Antoine n'a pas téléphoné, il devait le faire pourtant. Encore une journée à ne rien faire. Au fond, Martine aime bien la pluie, parce qu'elle justifie sa léthargie et son apathie. Elle regarde l'eau ruisseler le long des carreaux, débarrassant la ville de sa crasse.

Si elle se dépêche, elle pourrait attraper le métro à Javel et sortir prendre l'air. Mais pour quoi faire? Un ciné? Non, y'en a marre de voir toujours les mêmes tronches s’éclater sur les affiches. Ces stars préfabriquées made in France, lui semblent familières, pathétiques, et Martine ne veut pas se les infliger de nouveau sur grand écran, suspendus à un câble au fond d'une falaise, ou vautrés sur les sièges en velours du Baron. Il y a bien le palais de Tokyo, mais Martine a pris en grippe la culture nippone depuis son intoxication bobo aux sushis.
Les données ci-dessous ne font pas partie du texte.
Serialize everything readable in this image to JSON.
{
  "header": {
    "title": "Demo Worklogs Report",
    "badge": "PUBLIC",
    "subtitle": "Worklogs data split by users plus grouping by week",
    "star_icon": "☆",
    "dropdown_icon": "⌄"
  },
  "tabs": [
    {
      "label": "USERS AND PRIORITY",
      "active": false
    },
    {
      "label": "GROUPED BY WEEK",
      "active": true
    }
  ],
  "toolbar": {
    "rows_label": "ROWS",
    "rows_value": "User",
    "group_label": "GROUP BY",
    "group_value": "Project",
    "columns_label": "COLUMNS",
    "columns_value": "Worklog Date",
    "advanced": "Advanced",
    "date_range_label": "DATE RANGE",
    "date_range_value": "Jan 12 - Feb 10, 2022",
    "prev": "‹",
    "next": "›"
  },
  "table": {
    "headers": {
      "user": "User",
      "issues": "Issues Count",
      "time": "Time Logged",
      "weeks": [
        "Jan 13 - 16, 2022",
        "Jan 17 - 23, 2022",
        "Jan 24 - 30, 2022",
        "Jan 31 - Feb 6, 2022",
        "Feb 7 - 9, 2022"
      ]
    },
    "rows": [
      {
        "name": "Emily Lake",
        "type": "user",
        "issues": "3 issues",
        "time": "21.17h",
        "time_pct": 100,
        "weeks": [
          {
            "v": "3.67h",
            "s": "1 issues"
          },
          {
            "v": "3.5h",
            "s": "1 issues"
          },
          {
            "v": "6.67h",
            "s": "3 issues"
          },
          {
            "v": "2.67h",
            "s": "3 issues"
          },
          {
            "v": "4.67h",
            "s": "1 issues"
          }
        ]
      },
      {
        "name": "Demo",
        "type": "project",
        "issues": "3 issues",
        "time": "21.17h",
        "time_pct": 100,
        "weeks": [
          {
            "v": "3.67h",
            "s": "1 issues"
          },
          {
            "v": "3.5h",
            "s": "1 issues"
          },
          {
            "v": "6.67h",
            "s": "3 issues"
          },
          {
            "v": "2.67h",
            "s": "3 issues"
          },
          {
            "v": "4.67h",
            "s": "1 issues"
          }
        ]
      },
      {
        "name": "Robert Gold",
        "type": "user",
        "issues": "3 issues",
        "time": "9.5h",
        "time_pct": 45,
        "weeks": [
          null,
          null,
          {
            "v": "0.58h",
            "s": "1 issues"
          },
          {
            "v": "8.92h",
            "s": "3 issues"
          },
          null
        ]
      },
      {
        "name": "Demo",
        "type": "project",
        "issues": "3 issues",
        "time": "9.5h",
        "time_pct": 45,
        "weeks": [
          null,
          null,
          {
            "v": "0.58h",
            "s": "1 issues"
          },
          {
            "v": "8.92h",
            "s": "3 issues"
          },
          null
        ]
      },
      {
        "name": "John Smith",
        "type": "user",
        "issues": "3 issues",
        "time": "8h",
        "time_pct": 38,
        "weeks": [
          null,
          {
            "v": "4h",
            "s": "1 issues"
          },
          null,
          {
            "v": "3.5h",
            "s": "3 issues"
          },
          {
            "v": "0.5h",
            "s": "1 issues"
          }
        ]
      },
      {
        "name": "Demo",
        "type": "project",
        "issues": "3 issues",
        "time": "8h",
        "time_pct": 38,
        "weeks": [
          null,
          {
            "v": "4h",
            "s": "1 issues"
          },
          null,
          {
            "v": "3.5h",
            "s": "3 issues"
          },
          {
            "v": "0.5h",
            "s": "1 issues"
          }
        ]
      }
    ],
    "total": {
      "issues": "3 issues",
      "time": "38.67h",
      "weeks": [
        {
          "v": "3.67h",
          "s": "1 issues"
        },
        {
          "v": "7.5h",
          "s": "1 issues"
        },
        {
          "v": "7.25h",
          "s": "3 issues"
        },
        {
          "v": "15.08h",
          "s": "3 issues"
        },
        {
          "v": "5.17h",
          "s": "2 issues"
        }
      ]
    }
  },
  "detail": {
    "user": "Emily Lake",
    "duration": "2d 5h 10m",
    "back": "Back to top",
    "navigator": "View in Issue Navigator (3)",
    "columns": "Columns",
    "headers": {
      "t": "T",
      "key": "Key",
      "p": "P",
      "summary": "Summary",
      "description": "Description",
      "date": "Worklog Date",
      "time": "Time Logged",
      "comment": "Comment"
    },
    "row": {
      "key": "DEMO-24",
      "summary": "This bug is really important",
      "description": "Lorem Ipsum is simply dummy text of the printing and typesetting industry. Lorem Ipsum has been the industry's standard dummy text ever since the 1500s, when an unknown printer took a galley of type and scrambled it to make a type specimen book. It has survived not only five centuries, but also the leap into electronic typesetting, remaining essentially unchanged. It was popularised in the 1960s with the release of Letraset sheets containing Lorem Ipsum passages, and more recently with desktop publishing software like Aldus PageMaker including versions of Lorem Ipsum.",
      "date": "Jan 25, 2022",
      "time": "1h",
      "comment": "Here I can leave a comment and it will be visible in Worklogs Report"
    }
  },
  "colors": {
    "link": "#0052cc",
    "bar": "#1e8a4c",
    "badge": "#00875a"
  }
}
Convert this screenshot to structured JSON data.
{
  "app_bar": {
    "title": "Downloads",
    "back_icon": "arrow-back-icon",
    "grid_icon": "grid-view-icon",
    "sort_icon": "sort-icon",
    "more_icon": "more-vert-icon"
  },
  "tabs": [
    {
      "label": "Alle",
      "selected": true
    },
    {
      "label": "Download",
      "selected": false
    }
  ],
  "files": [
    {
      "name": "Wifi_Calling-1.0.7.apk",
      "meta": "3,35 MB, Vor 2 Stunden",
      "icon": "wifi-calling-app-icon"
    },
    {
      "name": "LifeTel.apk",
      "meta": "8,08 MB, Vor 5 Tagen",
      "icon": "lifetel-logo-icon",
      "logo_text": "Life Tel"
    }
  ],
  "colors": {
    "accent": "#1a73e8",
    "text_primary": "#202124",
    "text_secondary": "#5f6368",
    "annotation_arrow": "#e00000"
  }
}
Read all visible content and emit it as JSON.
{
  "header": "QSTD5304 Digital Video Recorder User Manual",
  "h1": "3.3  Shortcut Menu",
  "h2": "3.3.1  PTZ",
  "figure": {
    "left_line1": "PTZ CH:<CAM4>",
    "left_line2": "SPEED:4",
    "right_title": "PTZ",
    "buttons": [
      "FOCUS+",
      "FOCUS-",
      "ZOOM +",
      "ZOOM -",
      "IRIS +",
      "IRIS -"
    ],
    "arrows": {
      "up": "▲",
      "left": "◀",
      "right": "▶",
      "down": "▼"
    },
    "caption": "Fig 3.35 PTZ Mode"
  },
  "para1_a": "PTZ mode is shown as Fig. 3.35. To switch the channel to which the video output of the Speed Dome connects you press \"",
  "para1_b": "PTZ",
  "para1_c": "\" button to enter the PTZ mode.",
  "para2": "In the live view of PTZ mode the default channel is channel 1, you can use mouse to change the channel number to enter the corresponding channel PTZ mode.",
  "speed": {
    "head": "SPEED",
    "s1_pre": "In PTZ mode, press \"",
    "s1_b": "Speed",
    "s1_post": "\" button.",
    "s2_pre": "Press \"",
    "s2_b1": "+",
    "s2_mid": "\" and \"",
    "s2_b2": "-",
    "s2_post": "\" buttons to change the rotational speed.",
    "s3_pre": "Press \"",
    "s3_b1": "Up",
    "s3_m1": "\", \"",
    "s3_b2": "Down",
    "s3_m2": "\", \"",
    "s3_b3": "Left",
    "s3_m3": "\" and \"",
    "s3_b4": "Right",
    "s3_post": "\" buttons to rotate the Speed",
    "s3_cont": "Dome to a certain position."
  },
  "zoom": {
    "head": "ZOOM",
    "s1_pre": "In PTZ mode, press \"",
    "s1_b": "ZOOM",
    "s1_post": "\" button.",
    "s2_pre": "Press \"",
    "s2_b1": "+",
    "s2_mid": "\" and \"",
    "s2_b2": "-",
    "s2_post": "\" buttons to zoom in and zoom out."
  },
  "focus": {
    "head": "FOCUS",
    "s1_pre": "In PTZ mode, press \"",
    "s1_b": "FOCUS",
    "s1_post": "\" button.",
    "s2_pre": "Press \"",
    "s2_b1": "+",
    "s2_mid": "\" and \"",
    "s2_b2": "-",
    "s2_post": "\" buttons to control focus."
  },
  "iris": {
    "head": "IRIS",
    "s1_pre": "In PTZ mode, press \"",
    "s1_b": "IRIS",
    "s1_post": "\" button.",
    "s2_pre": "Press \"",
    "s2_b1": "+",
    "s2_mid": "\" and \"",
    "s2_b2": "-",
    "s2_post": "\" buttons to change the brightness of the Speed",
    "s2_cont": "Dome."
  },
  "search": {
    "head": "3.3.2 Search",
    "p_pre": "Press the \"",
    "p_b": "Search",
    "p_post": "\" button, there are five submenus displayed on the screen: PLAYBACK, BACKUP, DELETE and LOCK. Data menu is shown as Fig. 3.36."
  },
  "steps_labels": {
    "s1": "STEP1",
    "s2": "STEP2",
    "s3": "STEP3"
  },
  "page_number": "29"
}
A la caisse du musée d'Orsay, sous le regard menaçant du garde en faction, Martine gigote ses bras pour faire ruisseler la pluie sur les manches de son trench coat. 9 euros! La carte étudiante froissée ne fait plus illusion et Martine doit s'acquitter d'un plein tarif. Si la culture n'a pas de prix, elle a au moins celui de l'humiliation. Mais ses 9 euros seront rentabilisés. Martine jure sur L'origine du monde de passer du temps ici, mais peut-être pas devant ce tableau.

Après avoir joué des coudes pour entrevoir la galerie des fauves, Martine se mit à déambuler, un paquet de biscuits à la main, sans but dans les allées du musée. A l'étage supérieur, les meubles de Louis Majorelle et de Mackintosh font chou blanc. La salle déserte expose fièrement  la fine fleur de la marqueterie, sous l'indifférence du culturel touristique. Martine passe son doigt sur une console contemporaine. Son regard frôle les objets d'art comme s’il cherchait la sortie du dédale suédois, Ikéa. Martine ne recherche pas la beauté de l'art, mais l'endroit stratégique pour passer un temps estimé à 9 euros et soulager ses pieds.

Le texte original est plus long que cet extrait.